Trump e Putin duettano sul “Russiagate” ma ai nostri giornali non interessa
07 Luglio 2017
Ieri per i giornali italiani la maggiore preoccupazione sono stati gli scontri tra manifestanti e polizia ad Amburgo, più che il vertice bilaterale fra il presidente americano Trump e il suo omologo russo Putin. Si è parlato poco, ad esempio, della quasi tregua in Siria, su cui il Don e lo Zar sembrano concordare. Questo però dovrebbe essere un titolo rilevante. La Siria è uno Stato fallito dove negli ultimi anni sono morte centinaia di migliaia di persone provocando una crisi umanitaria pazzesca, con ricadute sui già ingovernabili flussi migratori globali.
La tregua annunciata da Trump e Putin sarà anche “parziale”, come si legge in tutte le salse su Google News, ma ribalta lo status quo: se l’esito dell’incontro fra Trump e Putin sarà davvero un cessate il fuoco in Siria assisteremo a un miglioramento della situazione in un Paese devastato. I due leader confermano anche gli sforzi congiunti contrasto allo Stato islamico, il cancro da estirpare nella regione. Eppure queste notizie hanno meno risonanza rispetto agli scontri ad Amburgo.

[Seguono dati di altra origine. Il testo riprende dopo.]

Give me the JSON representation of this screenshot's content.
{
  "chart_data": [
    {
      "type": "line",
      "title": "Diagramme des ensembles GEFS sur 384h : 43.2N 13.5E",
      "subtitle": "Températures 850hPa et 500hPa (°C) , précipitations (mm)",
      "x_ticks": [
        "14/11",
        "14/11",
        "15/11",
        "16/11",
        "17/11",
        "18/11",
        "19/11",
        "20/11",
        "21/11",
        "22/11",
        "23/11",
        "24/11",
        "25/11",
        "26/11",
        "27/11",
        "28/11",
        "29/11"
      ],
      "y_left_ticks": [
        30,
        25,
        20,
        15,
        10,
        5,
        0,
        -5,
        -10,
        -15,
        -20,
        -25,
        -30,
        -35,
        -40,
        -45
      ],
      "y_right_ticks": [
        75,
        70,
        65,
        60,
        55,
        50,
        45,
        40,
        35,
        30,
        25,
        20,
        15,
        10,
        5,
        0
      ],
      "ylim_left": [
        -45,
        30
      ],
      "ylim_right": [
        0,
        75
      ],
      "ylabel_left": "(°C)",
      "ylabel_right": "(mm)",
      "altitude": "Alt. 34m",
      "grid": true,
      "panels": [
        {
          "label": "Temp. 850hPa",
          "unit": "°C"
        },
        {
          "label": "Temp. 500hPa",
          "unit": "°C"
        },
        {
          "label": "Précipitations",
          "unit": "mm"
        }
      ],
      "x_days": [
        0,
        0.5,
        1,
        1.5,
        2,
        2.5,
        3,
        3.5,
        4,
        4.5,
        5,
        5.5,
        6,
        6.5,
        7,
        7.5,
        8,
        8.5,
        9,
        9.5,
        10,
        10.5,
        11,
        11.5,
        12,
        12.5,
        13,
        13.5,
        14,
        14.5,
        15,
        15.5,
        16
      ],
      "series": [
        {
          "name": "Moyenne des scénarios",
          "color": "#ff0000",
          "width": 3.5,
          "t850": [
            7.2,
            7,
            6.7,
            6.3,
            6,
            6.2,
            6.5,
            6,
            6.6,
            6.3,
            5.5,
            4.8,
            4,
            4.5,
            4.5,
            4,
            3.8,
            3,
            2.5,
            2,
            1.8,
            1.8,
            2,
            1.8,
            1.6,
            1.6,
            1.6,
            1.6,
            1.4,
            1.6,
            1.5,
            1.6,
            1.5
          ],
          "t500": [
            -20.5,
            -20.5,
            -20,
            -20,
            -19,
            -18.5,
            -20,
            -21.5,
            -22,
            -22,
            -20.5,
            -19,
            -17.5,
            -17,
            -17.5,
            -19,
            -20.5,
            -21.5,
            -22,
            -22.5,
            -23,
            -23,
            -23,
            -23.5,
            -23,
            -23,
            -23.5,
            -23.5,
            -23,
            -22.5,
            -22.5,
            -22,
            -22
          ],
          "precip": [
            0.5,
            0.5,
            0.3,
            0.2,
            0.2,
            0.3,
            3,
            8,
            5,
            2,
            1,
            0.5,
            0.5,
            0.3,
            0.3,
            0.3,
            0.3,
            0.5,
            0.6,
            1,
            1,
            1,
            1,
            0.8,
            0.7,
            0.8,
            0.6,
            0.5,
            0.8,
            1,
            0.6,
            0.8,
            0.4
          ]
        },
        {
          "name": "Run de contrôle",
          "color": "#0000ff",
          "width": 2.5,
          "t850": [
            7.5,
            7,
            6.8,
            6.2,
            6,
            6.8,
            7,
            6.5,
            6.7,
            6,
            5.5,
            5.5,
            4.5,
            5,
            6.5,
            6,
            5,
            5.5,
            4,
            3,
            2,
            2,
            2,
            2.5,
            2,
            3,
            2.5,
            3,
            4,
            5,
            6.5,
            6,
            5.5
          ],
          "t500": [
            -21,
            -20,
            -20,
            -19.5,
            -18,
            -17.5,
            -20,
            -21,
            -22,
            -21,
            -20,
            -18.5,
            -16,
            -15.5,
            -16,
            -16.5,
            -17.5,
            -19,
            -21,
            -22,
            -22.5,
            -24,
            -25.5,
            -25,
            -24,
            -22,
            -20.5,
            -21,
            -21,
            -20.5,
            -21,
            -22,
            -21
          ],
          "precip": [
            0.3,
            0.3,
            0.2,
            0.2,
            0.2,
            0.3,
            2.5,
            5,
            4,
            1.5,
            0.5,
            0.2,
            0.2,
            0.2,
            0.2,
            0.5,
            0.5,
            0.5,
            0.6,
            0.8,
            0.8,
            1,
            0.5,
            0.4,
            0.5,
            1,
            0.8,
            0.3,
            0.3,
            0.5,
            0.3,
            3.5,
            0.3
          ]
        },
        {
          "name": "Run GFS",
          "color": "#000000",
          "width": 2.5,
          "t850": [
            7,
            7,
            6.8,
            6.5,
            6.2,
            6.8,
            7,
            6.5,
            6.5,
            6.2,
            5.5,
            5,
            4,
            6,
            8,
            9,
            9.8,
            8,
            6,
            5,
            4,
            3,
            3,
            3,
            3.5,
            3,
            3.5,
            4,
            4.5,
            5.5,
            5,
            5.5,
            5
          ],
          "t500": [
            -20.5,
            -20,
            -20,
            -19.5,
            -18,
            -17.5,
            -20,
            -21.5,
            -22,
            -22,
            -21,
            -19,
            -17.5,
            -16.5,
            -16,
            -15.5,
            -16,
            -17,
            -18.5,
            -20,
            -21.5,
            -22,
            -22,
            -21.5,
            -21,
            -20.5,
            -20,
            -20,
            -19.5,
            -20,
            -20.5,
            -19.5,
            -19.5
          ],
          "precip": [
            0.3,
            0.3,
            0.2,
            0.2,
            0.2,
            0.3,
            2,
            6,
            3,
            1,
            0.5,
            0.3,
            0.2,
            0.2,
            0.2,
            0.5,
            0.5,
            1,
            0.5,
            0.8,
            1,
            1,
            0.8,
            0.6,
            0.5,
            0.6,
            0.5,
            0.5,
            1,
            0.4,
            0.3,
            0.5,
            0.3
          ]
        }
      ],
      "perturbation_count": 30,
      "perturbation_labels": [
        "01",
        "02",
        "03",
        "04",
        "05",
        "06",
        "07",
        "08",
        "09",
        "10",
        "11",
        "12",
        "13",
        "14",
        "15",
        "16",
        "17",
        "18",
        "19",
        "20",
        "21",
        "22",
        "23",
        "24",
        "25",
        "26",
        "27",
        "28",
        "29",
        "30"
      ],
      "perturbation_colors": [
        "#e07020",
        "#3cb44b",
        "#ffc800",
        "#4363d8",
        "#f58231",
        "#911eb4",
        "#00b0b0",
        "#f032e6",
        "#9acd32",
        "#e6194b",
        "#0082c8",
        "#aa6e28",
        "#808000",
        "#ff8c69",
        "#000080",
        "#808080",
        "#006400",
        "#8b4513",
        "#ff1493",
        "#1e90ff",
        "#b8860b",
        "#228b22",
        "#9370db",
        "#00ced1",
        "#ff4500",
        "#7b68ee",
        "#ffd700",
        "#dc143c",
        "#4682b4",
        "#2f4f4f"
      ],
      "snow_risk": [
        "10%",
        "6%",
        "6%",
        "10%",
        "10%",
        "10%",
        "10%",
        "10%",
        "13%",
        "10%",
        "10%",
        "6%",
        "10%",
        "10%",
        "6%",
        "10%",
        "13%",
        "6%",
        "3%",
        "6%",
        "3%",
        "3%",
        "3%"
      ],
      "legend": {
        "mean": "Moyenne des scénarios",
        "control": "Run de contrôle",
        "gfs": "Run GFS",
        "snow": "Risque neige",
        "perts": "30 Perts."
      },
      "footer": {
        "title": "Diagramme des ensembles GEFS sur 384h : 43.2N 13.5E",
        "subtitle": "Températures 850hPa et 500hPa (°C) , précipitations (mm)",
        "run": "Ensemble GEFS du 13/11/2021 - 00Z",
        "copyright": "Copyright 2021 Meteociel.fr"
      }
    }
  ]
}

Qualcosa non torna. Ma il domandone è un altro: che fine hanno fatto gli hacker russi? Parliamo di una accusa gravissima che ha tenuto banco per mesi, Trump burattino di Putin, una storia che ha imperversato in tv e sui giornali. Una notizia sulla quale grandi emittenti americane ostili al presidente, come CNN, hanno alzato il loro share e incassato soldi a palate. Il “Russiagate“, la convinzione, non supportata da fatti o prove certe, che il presidente Putin abbia orchestrato una campagna di manipolazione in grande stile delle elezioni americane per far perdere Lady Clinton. La stessa accusa che rivolse Obama al Cremlino. Su questa storia, si è aperto uno scontro frontale anche fra Trump e le intelligence Usa, con il licenziamento del capo dell’Fbi, Comey.
Trump e Putin lo hanno scelto come primo argomento del vertice bilaterale, dunque di primaria importanza, come hanno sottolineato sia il segretario Usa, Tillerson, che il ministro degli esteri russo, Lavrov, presenti all’incontro. Il Don ha battuto duro per avere delle risposte certe – dice Tillerson. Putin ha ripetuto che non ci sono state interferenze russe nel voto americano, e Trump ha accettato queste spiegazioni – secondo Lavrov. Insomma, la questione potrebbe chiudersi qui. O quasi, come la tregua in Siria. Si tratta in ogni caso di un passo in avanti nel processo di riavvicinamento tra Stati Uniti e Russia, divisi ancora dalle sanzioni a Mosca.
Il dato politico è interessante: se nelle elites Usa, democratiche o repubblicane, c’era ancora qualcuno convinto di poter spingere Trump ad aprire una nuova escalation con la Russia, sempre sui presunti hacker russi, è rimasto deluso un’altra volta. Del resto quella degli hacker russi capaci di orientare il libero voto degli americani ha ormai assunto le sembianze di una “fake news”. Il fatto che Trump e Putin ‘smobilitino’ su un tema scottante come il “Russiagate” però non interessa ai nostri giornalisti e opinionisti, gli stessi che, all’epoca, si buttarono come pescecani sulla storia per dimostrare l’incompetenza di Trump e le arti luciferine di Putin. Ieri a quanto pare l’unica notizia degna di nota sul G20 è stata quella sugli scalmanati che hanno fatto a botte con la polizia tedesca. Per caso i giornaloni adesso si vergognano di dover ammettere che hanno raccontato “balle” sugli hacker russi? Del resto lo ha ammesso proprio uno dei producer della CNN.